Enterprise Architecture and Agile Development: Opposites Attract?

May 28, 2016
Written by
Marc Lankhorst
Marc Lankhorst

Enterprise Architecture and Agile Development: Opposites Attract?

Agility has become a key ability of enterprises. The pace at which customers require changes, at which new laws and regulations affect services and introduce processes, and the ease with which competitors can disrupt your business, as Google and Apple do nowadays, leads to tremendous pressure. Pressure to change rapidly, to adopt new technologies, to generate growth, to scale up or to reduce cost.

So in many organizations, being agile is as crucial as being able to innovate. Innovation and agility are necessary competences for a sustainable business.

Scaled Agile Framework

Agile development has become the norm for software development. But true business agility requires more than having a bunch of Scrum teams. Moreover, if you only focus on the small-scale kind of agility provided by agile software development, you might not see the forest for the trees: why do you want to be agile as an enterprise, and what does that require?

Organizing Agile at Larger Scales

An enterprise is more than just a bunch of local developments by small teams. The pieces of the puzzle that these teams work on, must fit together somehow. And hopefully there is a vision of the future, a business and IT strategy, a set of goals that the organization aims for. That is where enterprise architecture comes in.

Traditional enterprise architecture has a rather top-down character, where you draw up extensive plans before implementing them. The agile movement with its focus on adapting to change and resistance to ‘Big Design Up-Front’ (BDUF) is rather the opposite.

Both approaches have their merits and shortcomings. Traditional EA may lead to slow and bureaucratic organizations that don’t know how to move with the times, and only having a horde of Scrum teams without some integrative, overarching approach may lead to a disconnected IT landscape consisting of agile silos. However, if we build on the strengths of both approaches, we can create enterprises that move as a united whole without having a central, command-and-control management that stifles local development and innovation.

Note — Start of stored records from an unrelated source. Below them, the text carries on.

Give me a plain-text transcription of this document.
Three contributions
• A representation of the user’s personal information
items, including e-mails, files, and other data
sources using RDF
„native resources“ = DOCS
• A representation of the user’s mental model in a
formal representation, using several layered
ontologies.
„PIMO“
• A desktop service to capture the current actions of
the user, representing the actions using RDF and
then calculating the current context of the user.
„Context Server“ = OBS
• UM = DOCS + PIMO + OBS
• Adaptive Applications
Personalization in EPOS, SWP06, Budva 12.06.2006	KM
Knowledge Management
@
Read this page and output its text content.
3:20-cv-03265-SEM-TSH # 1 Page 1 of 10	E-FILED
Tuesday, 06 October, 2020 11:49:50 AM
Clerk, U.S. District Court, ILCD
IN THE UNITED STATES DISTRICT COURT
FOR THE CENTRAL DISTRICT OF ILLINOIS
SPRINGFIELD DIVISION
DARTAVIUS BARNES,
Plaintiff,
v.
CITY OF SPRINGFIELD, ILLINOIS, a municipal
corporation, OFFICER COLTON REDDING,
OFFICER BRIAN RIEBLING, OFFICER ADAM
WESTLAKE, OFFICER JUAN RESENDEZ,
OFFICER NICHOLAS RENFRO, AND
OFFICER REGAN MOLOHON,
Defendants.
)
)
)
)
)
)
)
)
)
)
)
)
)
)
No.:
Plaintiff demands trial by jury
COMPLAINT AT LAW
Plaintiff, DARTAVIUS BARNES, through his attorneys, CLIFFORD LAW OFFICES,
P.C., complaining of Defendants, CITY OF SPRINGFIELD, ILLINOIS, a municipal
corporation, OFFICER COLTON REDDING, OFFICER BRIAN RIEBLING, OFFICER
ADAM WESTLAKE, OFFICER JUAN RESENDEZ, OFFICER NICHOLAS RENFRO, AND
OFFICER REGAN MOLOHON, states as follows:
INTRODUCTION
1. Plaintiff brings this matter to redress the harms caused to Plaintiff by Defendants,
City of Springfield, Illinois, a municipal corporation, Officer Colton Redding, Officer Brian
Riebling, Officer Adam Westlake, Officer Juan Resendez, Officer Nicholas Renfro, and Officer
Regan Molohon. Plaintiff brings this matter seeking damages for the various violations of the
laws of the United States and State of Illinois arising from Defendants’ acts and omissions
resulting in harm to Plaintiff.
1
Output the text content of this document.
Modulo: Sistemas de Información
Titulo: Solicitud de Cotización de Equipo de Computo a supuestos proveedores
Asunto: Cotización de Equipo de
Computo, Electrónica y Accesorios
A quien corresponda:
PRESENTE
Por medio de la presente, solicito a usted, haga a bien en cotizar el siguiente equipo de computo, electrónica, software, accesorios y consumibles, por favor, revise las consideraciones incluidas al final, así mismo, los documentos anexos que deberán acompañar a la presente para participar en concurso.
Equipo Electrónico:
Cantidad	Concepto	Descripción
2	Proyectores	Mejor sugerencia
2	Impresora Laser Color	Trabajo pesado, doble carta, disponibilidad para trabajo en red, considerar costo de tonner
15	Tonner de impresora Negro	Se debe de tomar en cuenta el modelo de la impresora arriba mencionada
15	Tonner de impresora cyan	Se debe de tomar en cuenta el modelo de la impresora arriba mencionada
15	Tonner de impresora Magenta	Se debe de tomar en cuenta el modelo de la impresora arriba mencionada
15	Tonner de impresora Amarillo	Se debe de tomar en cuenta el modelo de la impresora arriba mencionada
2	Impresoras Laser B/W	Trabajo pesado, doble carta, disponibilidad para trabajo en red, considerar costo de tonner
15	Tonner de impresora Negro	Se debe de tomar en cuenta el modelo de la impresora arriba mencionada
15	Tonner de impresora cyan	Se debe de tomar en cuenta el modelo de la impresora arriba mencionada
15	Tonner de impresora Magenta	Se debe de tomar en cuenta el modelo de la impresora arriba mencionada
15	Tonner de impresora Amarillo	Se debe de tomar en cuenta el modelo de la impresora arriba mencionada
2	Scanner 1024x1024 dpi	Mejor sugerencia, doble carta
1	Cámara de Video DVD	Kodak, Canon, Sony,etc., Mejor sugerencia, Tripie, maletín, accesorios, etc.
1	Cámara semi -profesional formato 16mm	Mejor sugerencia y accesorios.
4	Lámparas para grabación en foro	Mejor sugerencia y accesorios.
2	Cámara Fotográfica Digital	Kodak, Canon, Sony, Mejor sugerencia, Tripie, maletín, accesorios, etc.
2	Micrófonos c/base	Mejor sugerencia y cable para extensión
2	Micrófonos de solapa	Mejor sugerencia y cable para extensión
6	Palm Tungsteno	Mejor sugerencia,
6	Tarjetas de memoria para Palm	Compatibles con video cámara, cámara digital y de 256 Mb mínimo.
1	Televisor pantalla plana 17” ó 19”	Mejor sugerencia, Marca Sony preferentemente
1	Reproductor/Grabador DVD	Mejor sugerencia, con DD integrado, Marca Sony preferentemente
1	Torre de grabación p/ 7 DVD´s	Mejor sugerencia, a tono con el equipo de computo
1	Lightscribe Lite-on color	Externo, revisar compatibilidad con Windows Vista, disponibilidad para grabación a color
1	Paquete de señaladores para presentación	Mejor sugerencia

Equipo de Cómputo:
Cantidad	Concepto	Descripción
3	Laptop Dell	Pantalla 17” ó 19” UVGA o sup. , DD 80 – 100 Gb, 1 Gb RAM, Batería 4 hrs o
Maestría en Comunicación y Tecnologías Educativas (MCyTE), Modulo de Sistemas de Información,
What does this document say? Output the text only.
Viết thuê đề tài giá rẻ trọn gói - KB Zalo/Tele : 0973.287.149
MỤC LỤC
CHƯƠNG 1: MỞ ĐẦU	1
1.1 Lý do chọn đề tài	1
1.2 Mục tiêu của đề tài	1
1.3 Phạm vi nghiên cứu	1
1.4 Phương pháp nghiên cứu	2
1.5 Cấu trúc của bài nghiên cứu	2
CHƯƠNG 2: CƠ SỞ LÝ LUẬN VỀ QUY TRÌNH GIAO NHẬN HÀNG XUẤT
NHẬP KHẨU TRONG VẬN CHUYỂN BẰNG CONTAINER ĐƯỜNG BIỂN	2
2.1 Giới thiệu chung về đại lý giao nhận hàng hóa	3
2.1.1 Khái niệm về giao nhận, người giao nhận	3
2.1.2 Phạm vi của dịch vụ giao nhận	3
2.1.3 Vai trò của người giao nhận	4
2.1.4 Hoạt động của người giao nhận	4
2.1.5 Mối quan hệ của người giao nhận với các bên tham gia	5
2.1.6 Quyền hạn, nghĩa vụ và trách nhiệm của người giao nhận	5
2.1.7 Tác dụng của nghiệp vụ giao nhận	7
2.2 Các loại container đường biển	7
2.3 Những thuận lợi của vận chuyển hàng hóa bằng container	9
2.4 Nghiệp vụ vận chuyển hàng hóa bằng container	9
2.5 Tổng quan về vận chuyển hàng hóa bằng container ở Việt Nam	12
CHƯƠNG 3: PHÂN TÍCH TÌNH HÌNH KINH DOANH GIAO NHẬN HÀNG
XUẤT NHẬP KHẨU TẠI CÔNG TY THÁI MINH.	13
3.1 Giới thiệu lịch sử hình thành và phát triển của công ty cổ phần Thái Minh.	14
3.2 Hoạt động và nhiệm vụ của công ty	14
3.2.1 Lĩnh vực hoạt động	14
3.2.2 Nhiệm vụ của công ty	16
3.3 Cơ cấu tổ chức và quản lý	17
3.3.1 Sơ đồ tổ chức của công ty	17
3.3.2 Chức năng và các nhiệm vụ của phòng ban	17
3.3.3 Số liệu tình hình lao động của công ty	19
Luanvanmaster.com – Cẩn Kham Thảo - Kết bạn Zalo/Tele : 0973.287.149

Example: the Scaled Agile Framework

Modern developments such as the Scaled Agile Framework (SAFe) and Disciplined Agile Delivery (DAD) move in the right direction. Let’s take SAFe as an example, depicted in simplified form in the figure below.

Agile EA with TOGAF 9.1

SAFe uses a layered, iterative approach where we find the typical agile teams in the bottom layer. These deliver their results in a typical agile frequency of 2-3 weeks. In the middle, the results of these teams are integrated and released using solution architecture concepts like the Architecture Runway and the Agile Release Train, which ensure that these fit together. This layer iterates at speed that is a few multiples of the team layer, delivering potentially shippable products every 2-3 months. At the top, the large, longer-term developments are positioned. This is where enterprise architecture finds its place.  The business strategy feeds into this layer and provides the context for large-scale, high-impact architecture decisions, priority setting and budget allocation.

In this top layer, established enterprise architecture methods such as TOGAF find their place. TOGAF also has an iterative structure, shown by the familiar ‘crop circle’ diagram of its Architecture Development Method (ADM). Applying it in an agile context will require some adaptation, though. In particular Enterprise Architecture will need to become more outward-looking and consequently more business oriented, end-customer and outcome-focused. A business outcome could be an end-customer product, which is described by services, capabilities, deliverables and artifacts, but also a business transformation that implements a new strategy.

Looking to TOGAF again, the way in which TOGAF’s Implementation Governance (Phase G in the ADM) interfaces with implementation projects and programs (i.e., the bottom two layers) needs some work. In particular, agile methods strongly rely on feedback loops, whereas TOGAF’s governance is rather feed-forward in nature. TOGAF’s Architecture Change Management (Phase H) is a useful entry point for this feedback. We intend to address this in one of our future blogs.

Moreover, SAFe, DAD, TOGAF and related methods are still rather IT-centric. According to SAFe, the role of the enterprise architect is to “[…] drive holistic technology implementation […]”. But a true enterprise architect is not focused on technology alone. Rather, business architecture is an increasingly important part of the equation: strategy mapping, capability-based planning, value mapping, business process management, Lean Six Sigma and other business-related disciplines are still missing from the picture. A truly agile enterprise needs more than agile IT alone.